In life, we have a thing about benchmarks. They may be fairly meaningless or artificial. But hitting them -- or sometimes avoiding them -- becomes exceedingly important. We see this in pricing all the time. Stories list items at $2,999.99 not $3,000.00; realtors list homes for $499,000 not $500,000; gas stations even sell gallons of fuel at $3.999, down to the nine-tenths of a cent. It's a negligible difference; but the psychic difference is huge. A student with a 3.00 grade-point-average is infinitely happier than the student with a 2.99. Researchers have shown that the students most likely to retake the SAT are the ones who score 990. Though the material difference is minimal, damn if they don't want to hit that 1,000 mark.
Baseball players are the same way. Batting .300 for a season is the ultimate benchmark. And players will stop at virtually nothing to get there. A pair of economists, Devin Pope at the University of Chicago and Uri Simonsohn at Wharton found that in the last quarter-century, no player batting .299 in his final at-bat of the season has ever drawn a walk. Again: In the last 25 years, no player batting .299 in his final at-bat of the season has ever drawn a walk. He would chase balls in the dirt and swing at pitches thrown furlongs outside the strike zone; anything to avoid those four balls, which, of course, would not move his average. And the strategy worked: those free-swinging .299 hitters batted almost .430 in their final plate appearance.
But then came the events of last Wednesday. Giving new zest to the phrase "Fielder's Choice," the Brewers first baseman took two pitches for balls. He swung and missed and the third. Then he took two more -- both of them errant 90 mph fastballs -- and trotted to first. He would never bat again in the 2011 regular season.
Here's what makes this even stranger: Economists believe that artificial benchmarks are often rooted in financial incentives. We have created a distinction in our minds. When we buy the $2,999.99 flat-screen we can tell our friends, "I paid less that three grand for it!" In baseball, there is a sizable financial incentive to hitting the .300 mark. Over 600 or so at-bats, the difference between .299 and .300 is comically small. A squib base hit, a bunt singles on a slick field, a charitable judgment by the official scorer. But it is worth roughly two percent of a player's salary. (We estimate it at $130,000, since players hitting .299 earn more than the $3.4 million median.)
Fielder -- as you've no doubt heard once or twice this season -- is a pending free agent. You'd think if there were one player who would like to arm himself with a .300 average for an upcoming wage negotiation, it would be this guy.
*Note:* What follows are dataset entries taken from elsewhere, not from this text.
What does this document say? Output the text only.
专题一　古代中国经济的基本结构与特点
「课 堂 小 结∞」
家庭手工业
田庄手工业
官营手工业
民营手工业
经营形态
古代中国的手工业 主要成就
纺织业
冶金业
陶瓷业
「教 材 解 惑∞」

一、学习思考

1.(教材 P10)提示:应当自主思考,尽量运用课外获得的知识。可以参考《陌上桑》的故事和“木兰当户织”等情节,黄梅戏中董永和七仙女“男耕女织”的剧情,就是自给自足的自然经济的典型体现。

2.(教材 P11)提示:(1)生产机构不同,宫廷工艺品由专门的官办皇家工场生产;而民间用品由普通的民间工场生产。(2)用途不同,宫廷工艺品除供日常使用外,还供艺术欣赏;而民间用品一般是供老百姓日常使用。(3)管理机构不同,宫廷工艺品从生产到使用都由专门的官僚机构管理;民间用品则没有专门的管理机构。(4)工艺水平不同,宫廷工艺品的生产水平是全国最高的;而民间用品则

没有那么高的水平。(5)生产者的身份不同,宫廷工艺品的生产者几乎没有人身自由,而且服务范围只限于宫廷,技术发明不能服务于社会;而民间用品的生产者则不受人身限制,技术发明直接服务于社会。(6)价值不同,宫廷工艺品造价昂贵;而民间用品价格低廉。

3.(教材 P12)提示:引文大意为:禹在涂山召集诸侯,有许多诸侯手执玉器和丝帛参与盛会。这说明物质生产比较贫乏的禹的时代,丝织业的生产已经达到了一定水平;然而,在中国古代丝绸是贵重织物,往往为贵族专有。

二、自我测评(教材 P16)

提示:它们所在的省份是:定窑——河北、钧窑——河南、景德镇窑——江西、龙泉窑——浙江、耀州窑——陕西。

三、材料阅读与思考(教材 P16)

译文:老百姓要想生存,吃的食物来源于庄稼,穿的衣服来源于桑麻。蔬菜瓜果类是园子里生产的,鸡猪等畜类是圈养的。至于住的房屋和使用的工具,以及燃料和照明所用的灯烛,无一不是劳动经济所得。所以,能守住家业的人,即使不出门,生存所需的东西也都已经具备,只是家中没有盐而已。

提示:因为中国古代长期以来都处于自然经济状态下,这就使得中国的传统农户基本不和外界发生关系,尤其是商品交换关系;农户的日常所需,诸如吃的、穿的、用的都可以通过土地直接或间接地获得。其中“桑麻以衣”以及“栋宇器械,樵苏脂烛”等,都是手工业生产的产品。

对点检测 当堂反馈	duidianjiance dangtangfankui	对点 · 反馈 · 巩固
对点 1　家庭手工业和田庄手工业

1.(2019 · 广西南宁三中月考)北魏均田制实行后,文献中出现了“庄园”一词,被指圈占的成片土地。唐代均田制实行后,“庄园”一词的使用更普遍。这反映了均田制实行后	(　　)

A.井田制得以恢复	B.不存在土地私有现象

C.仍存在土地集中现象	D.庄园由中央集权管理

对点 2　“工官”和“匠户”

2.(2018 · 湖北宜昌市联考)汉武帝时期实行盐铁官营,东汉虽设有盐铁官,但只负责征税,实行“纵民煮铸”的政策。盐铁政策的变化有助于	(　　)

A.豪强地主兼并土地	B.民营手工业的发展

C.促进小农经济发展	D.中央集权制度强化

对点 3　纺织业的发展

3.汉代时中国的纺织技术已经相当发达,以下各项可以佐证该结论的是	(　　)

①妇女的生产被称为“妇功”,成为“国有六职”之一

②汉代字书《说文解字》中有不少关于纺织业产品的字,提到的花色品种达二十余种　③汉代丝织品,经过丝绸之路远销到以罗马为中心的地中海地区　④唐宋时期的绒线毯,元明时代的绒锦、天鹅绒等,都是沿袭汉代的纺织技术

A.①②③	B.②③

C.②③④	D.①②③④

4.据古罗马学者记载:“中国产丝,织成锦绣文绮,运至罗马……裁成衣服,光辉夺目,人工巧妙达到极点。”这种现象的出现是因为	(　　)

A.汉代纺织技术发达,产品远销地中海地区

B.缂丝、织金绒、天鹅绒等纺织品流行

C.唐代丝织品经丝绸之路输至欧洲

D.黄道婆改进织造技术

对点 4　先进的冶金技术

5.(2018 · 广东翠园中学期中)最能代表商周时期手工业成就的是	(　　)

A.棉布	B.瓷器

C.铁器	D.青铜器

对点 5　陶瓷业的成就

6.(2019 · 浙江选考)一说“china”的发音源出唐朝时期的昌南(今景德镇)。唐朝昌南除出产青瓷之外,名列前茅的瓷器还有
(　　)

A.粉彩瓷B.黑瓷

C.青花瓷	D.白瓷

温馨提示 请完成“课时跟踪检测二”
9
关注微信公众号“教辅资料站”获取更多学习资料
You could also argue, though, that Fielder is singularly lacking in economic incentives to hit .300. Here's an elite player, well-established, who's known more for his slugging than his average. He's hit 50 home runs in a season. In 2011, he clubbed 38, one off the National League lead. As a matter of ritual, he drives in 120 runs per season. He needs to bat .300 the way, say, Dwyane Wade needs to average 20 points a game in the NBA. It's a nice benchmark, sure. But it's not adding much to change a value that's already been established.
Besides, by becoming the first .299 hitter in a quarter-century to draw a walk in his last at-bat of the season, Fielder now can say he's established a different kind of milestone.